Noble gas (He, Ne, and Ar) solubilities in high-pressure silicate melts calculated based on deep-potential modeling

Abstract

Noble gas solubility in silicate melts has provided important insights into how these gases are incorporated into the Earth's interior and how they can be used as tracers of geochemical processes. However, previous studies have shown conflicting results regarding the noble gas solubility in silicate melts at high pressures. Some suggest that a drastic drop in solubility occurs above 5 GPa, while others indicate that maximum solubility is reached at this pressure but the solubility keeps unchanged when the pressure further increases. To clarify this discrepancy and gain a better understanding of the underlying mechanisms, we conducted a solubility investigation using the thermodynamic integration (TI) method and molecular dynamics (MD) simulations based on a machine-learning based force-field called deep potential (DP), which was trained by density functional theory (DFT) calculations. The effects of temperature, pressure and melt composition were investigated up to ∼30 GPa, 2500 K for the melt of model basalt, olivine and enstatite.

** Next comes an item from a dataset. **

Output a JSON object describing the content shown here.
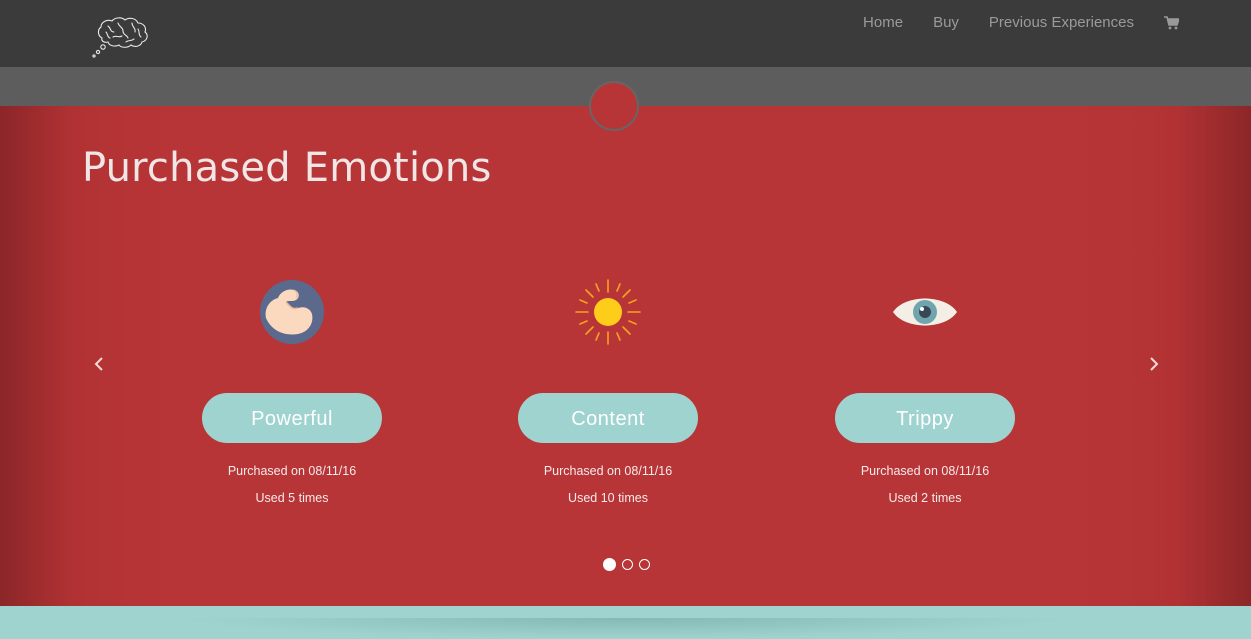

Our results showed that the solubility of all noble gases (He, Ne and Ar) increased with temperature, while they increased with pressure until maximum solubility was reached at around 5 GPa. Beyond this pressure, solubility gradually decreased as pressure continued to increase. The structural and dynamic analysis of silicate melts revealed an abnormal increase in the self-diffusivity of oxygen atoms in silicate melts from ambient pressure to ∼5–8 GPa, which can be attributed to the formation of Si/Al-O5-6 in the melts upon compression. Interestingly, the upper limit pressure (5–8 GPa) for this abnormal increase in oxygen diffusivity was also the pressure at which noble gas solubilities reached their maximum. Our findings suggest that the maximum noble gas solubility at around 5 GPa may be a universal phenomenon in silicate melts. However, the specific values and changing trends of solubility depend on the specific melt compositions and noble gases. The complexity of noble gas solubility in silicate melts at high temperatures and pressures suggests that there is significant potential for improving the high-pressure noble gas partition coefficients between minerals, silicate melts, and even the Earth's core. Such improvements would extend our understanding of the behavior of noble gases in the Earth's interior and their role in tracing geodynamic processes.